Let's see what the courts say.
3rd options should have been register the weapon as a NFA item.
There also should be some sort of buy-back to reimburse owners who bought a legal device.


----------



## J. (Dec 19, 2018)

Kaldak said:


> *What You Should Know?*
> 
> 
> Bump-stock-devices allow a semiautomatic firearm to shoot more than one shot with a single trigger pull


That is factually inaccurate, every round fired using a bump stock is the product of a single trigger pull. The same effect of bump firing can be achieved with or without the stock. It is not a machine gun (multiple rounds fired via single trigger pull).

I do not see bump stocks as useful, but why are we even allowing individuals in government that do not know what they are talking about, create laws using justifications and wording that are flat out lies. I have an issue with that.


----------



## Diamondback 2/2 (Dec 19, 2018)

Bump stocks are dumb, but why in the fuck would DOJ even care about them. You can bump fire any semi automatic rifle without a bump stock.

No legislation, no discussion amongst the people,  just a ruling from an unelected group of government tyrants, telling all of you how to live your lives...

"The tree of liberty must be refreshed from time to time with the blood of patriots and tyrants. It is its natural manure,” Thomas  Jefferson


----------



## Topkick (Dec 19, 2018)

Diamondback 2/2 said:


> Bump stock are dumb, but why in the fuck would DOJ even care about them. You can bump fire any semi automatic rifle without a bump stock.
> 
> No legislation, no discussion amongst the people,  just a ruling from an unelected group of government tyrants, telling all of you how to live your lives...
> 
> "The tree of liberty must be refreshed from time to time with the blood of patriots and tyrants. It is its natural manure,” Thomas  Jefferson



The secret recipe is out. If bad people want bump stocks, they'll get bump stocks.


----------



## DC (Dec 19, 2018)

Topkick said:


> The secret recipe is out. If bad people want bump stocks, they'll get bump stocks.


And hicap mags, body armor, grenades. Idiots think laws stop bad people. Insanity 101


----------



## Kaldak (Dec 19, 2018)

I'm not an expert on bump-stocks, but do they even have serial numbers or need a background check? If not, isn't this all political fanfare with no teeth until post-crime? Keep it and who knows?

ETA: Not advocating anything unlawful, just trying to understand how this will be realistically enforced, if it survives the courts.


----------



## AWP (Dec 19, 2018)

Diamondback 2/2 said:


> Bump stock are dumb, but why in the fuck would DOJ even care about them.
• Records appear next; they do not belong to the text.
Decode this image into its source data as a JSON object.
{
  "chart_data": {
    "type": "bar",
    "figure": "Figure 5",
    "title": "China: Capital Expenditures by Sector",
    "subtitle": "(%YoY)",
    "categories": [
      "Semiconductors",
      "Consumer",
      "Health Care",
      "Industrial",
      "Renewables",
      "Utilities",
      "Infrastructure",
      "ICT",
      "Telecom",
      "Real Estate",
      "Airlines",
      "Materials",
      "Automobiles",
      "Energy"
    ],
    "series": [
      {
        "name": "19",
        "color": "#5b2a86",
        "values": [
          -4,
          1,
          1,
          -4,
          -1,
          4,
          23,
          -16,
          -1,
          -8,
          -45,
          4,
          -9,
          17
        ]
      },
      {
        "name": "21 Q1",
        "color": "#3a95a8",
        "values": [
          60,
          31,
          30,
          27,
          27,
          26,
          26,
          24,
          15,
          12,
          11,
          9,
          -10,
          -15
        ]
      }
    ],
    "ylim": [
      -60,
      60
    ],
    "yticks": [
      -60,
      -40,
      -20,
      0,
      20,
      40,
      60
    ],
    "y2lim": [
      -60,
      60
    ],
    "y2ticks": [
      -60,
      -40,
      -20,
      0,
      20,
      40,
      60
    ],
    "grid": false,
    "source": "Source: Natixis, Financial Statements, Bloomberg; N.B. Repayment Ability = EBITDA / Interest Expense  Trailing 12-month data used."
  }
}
The asshole in Vegas used one, this is a knee-jerk reaction for political capital.


----------



## DA SWO (Dec 20, 2018)

The issue is that it establishes a precedent, and the Democrats can use it to retroactively declare all AR-15's as "machine guns".

Trump fucked his base on this one and it may cost him two years from now.


----------



## Box (Dec 20, 2018)

So much for the POTUS protecting the guns rights of American citizens....


----------



## amlove21 (Dec 20, 2018)

Box said:


> So much for the POTUS protecting the guns rights of American citizens....


Or, you know, creating actual legislation to protect those rights instead of just throwing an EO at it. Absolutely unacceptable.

Do Americans want Democrats to be able to circumvent the 2nd via EO and take away their guns? Cause this is how you do it.


----------



## runninrunninrunnin (Dec 20, 2018)

I guess at this rate binary triggers are next?


----------



## Box (Dec 21, 2018)

Rubber bands and bootlaces are next....


----------



## x SF med (Dec 22, 2018)

Pretty soon we'll be Britain and need a permit for butter knives.


----------